Friday the 13th is written in a language we don’t like to speak anymore. It comes from a time when the world was lit only by fire, and just beyond the reach of the flames, the darkness was real. A vast living black, it sent its shadows to the edge of our light to watch us and whisper and wait. It was a time when evil didn’t sleep, and if we were careless. it would creep closer and we could feel its bone-cold chill touching at our clothes. Friday the 13th was born when luck was a marvel and a mischief, and we still believed there were things that we couldn’t see. Because that’s what all superstitions are: the unseen faith that we are not helpless in the face of overwhelming darkness.
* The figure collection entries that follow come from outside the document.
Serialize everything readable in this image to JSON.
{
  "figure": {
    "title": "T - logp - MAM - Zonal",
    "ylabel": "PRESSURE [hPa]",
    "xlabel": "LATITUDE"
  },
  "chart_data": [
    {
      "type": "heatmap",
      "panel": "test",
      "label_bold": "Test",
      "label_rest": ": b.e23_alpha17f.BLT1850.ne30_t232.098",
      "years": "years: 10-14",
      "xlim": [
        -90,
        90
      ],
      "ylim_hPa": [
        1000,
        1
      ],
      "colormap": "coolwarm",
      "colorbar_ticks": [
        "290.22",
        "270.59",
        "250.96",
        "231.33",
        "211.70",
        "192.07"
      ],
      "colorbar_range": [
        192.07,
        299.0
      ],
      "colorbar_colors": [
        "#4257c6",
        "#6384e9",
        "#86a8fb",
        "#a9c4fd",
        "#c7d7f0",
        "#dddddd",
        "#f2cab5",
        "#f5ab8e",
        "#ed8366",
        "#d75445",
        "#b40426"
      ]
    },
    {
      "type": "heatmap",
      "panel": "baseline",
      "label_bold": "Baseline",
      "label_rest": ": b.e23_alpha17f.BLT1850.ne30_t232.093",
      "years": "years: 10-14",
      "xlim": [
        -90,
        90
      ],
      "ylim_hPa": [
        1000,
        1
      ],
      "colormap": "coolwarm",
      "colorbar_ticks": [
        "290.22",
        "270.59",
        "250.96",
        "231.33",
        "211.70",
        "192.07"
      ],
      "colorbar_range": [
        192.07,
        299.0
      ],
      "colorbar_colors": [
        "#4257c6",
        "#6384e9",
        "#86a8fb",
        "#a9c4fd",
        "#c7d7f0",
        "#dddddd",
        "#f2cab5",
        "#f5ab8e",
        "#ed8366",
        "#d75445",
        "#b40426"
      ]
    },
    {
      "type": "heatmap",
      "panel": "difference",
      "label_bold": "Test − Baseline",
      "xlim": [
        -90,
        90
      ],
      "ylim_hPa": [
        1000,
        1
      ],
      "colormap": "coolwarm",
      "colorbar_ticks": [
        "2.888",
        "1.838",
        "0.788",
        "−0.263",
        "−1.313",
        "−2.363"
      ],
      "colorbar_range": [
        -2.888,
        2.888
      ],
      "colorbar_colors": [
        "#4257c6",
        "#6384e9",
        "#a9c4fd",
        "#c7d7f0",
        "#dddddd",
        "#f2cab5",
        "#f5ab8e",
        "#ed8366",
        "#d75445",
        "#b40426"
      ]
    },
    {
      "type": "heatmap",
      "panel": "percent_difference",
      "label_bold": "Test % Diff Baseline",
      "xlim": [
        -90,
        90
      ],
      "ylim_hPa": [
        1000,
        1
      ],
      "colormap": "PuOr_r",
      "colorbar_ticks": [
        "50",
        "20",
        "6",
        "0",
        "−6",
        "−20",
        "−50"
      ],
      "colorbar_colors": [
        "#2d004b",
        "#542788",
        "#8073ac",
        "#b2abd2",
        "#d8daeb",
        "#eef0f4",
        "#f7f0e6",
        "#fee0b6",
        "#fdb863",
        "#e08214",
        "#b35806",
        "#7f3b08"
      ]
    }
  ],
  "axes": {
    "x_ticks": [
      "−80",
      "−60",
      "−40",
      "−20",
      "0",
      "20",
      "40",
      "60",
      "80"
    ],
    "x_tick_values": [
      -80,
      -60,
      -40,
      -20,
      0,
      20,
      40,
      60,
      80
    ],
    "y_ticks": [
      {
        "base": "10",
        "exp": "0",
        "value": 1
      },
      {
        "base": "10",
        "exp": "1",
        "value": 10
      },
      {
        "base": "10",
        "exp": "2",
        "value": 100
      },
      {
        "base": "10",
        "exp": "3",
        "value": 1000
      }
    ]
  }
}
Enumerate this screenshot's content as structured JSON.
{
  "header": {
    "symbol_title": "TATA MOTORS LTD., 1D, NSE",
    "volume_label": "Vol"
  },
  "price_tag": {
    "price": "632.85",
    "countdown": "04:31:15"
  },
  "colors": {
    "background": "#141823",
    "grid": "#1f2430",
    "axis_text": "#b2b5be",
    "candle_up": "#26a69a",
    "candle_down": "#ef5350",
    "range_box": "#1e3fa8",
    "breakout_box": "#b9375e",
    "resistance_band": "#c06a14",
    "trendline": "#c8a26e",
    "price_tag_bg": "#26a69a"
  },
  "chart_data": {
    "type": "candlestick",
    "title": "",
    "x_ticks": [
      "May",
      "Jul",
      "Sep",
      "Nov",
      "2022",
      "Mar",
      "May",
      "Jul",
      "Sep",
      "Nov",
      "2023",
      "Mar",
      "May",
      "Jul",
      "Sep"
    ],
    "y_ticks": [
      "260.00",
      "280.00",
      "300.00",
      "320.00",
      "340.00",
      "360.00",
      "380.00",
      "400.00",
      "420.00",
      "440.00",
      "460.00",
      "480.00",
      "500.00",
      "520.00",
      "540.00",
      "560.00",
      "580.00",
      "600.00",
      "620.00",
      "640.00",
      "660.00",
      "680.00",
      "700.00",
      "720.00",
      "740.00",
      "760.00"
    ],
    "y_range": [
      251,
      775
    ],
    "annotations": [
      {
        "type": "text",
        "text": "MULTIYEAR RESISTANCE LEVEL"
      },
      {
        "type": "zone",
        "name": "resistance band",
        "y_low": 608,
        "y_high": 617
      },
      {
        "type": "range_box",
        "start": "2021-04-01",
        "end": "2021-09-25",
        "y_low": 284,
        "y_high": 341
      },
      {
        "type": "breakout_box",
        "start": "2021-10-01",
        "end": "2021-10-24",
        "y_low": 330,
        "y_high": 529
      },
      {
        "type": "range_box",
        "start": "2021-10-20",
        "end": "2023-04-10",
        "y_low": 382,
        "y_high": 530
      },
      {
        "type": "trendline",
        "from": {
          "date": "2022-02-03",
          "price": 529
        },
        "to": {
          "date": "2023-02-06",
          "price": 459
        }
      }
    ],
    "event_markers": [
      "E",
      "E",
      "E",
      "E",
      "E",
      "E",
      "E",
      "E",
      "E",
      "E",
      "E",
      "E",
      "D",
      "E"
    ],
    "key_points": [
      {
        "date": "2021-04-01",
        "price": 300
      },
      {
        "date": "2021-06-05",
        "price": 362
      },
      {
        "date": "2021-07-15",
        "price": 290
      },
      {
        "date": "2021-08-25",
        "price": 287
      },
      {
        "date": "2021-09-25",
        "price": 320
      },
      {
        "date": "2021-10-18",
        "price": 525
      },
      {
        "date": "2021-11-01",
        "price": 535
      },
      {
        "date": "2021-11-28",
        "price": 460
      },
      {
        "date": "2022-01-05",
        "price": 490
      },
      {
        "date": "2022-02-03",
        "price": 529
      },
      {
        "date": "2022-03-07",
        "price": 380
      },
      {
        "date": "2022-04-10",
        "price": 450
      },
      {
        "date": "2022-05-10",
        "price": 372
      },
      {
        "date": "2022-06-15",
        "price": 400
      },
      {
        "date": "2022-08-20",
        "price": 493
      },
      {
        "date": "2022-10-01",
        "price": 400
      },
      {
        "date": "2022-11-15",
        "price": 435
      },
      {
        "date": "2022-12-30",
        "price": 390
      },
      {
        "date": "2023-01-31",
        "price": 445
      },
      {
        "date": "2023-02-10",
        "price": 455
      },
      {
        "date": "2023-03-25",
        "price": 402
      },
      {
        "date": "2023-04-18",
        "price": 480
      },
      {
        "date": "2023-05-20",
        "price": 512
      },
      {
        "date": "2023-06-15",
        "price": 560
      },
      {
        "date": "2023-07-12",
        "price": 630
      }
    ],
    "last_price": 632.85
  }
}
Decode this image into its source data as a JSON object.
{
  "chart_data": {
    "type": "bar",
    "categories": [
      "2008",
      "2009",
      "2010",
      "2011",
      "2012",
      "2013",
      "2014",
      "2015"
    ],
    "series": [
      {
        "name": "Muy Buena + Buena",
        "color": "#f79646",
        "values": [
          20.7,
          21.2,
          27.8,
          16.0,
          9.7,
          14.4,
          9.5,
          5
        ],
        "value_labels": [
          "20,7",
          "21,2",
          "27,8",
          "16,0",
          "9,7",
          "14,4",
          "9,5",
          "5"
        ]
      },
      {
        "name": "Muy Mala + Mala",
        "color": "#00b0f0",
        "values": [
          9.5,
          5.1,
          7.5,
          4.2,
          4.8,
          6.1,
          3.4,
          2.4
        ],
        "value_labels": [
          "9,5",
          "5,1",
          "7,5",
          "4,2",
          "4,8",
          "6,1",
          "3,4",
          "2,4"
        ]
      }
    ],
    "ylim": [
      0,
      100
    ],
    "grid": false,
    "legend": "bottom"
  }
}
These days, we are bloated with science, blinded with light and deafened by our own noise. We live by the reflected glow of our technology and think our vast machines will keep the darkness at bay indefinitely. But the truth is we have a cultural memory of the old gods. In the cold, dark soul of 4 o’clock in the morning, we still answer to them. We might not like it — or even consciously know it — but we still believe that they offer us luck, but they can also take it away. Superstitions, like Friday the 13th, remind us that the old gods are still there and that:
“There are more things in heaven and earth, Horatio,
Than are dreamt of in your philosophy.” (Hamlet.I.5)
None of our contemporary arrogance can change that because even though we might not be afraid of the dark anymore, we’re still afraid of what’s in it.